In ZETA (NCT00410761), patients with unresectable locally advanced or metastatic MTC were randomized 2:1 to receive oral vandetanib (n = 231) or placebo (n = 100) until disease progression. Participants were required to provide a baseline tumor sample unless they had hereditary MTC with a documented germline RET mutation. In addition to baseline analysis, tumor measurements were performed every 12 weeks throughout the trial. Patients were also required to have a WHO performance status of 0-2 and a serum calcitonin level of 500 or more pg/mL.2

At the time of disease progression, ZETA patients discontinued the study drug and were unblinded. Some study sites offered these patients open-label treatment with vandetanib. Patients determined by central review not to have progressive disease also had the option to be unblinded and receive open-label medication.

For the post-hoc analysis, Kreissl et al divided the ZETA trial population into 4 disease severity subgroups: those with both progression and symptoms at baseline, those with symptoms only, those with progression only, and those with no progression and no symptoms at baseline. They defined symptoms as Brief Pain Inventory (BPI) questionnaire pain score > 4, opioid use of at least10 mg/day, diarrhea, flushing, fatigue, pain, nausea, dysphagia, dysphonia, respiratory symptoms, and weight loss.

Disease progression was seen in 163 patients during the primary analysis period, including 103 in patients who had both progression and symptoms at baseline. In the baseline progression and symptoms group, the survival curves for PFS differed significantly between the experimental and control groups (log-rank P < 0.0001). There was a reduced risk of progression in the vandetanib arm compared with placebo (HR, 0.43; 95% CI, 0.28-0.64; P < 0.0001). In the vandetanib group, the median PFS was 21.43 months but only 8.40 months in the placebo group.

When the investigators assessed patients’ ORR, they recorded 92 events, 90 of which occurred in vandetanib groups. As expected, the ORR was uniformly higher in the vandetanib groups than the placebo groups, and no significant OS differences were observed in comparable groups.

The median follow-up times in the progressive/symptomatic disease group was 53.7 months (range, 0.6-104.9 months) and 95.1 months (range, 2.7-104.3 months) for asymptomatic patients with progressive disease. Median follow up was 33.7 months (range, 2.0-104.3 months) for symptomatic patients without progression and 75.5 months (range, 3.3-103.8 months) for patients with neither progressive nor symptomatic disease at baseline.
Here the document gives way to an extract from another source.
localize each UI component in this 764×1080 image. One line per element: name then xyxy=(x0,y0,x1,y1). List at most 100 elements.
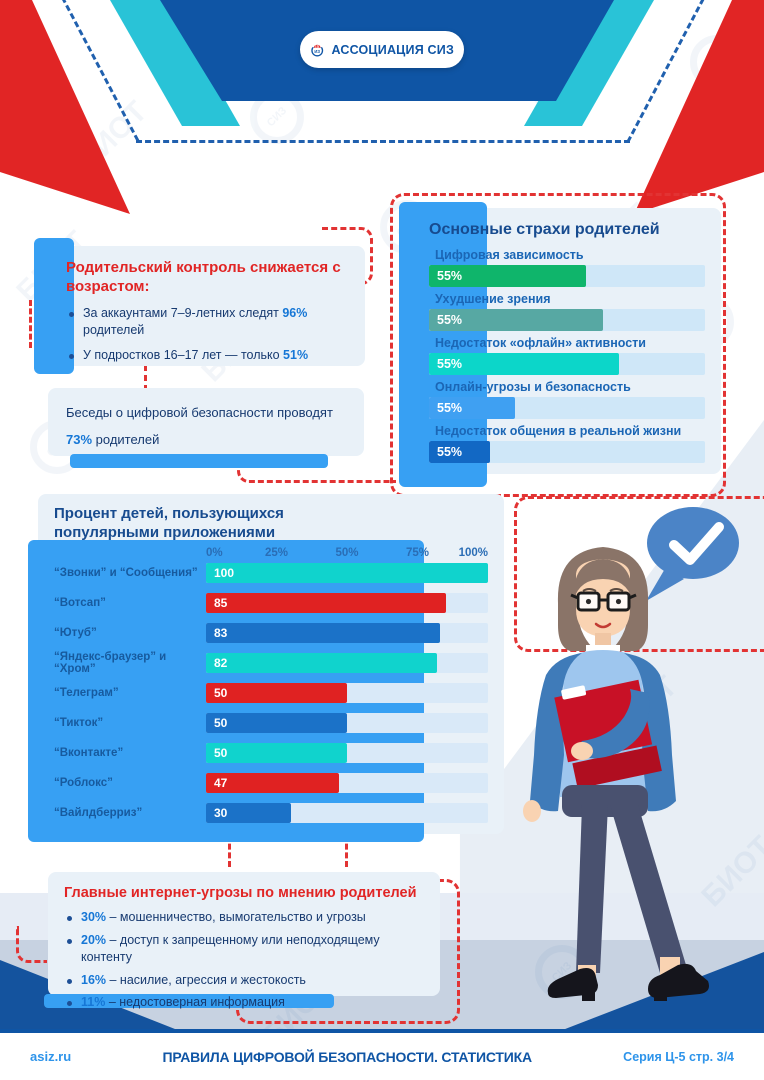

Kreissl et al reported that 58 patients formerly randomized to placebo entered the open-label period as of July 31, 2009. These patients’ average total exposure to placebo during the primary analysis period was 7.9 months (median, 6.1 months). The median time to progression for these patients during the open-label period was 22.2 months.

About one-third of patients in the vandetanib groups required dose reductions (n = 83, 35.95%), while only 3 patients did who received placebo. Nearly all patients (98%) in the vandetanib group experienced at least one adverse event (AE), as did 92% in the placebo group.

AE profiles were similar across all 4 subgroups. “The types of AEs observed with vandetanib were consistent with its known safety profile and the mechanism of action of VEGFR and EGFR inhibition,” Kreissl et al wrote. “The most frequently reported common AEs across all groups in patients treated with vandetanib were GE disorders and skin and subcutaneous tissue disorders, which is consistent with what was reported in the primary ZETA trial.”

References:

1. Kreissl MC, Bastholt L, Elisei R, et al. Efficacy and Safety of Vandetanib in Progressive and Symptomatic Medullary Thyroid Cancer: Post Hoc Analysis From the ZETA Trial. J Clin Oncol. 2020;38. Published on June 25, 2020. DOI: https://doi.org/10.

1200/JCO.19.02790.

2. Wells SA, Jr., Robinson BG, Gagel RF, et al. Vandetanib in patients with locally advanced or metastatic medullary thyroid cancer: A randomized, double-blind phase III trial. J Clin Oncol. 2012;30:134-141.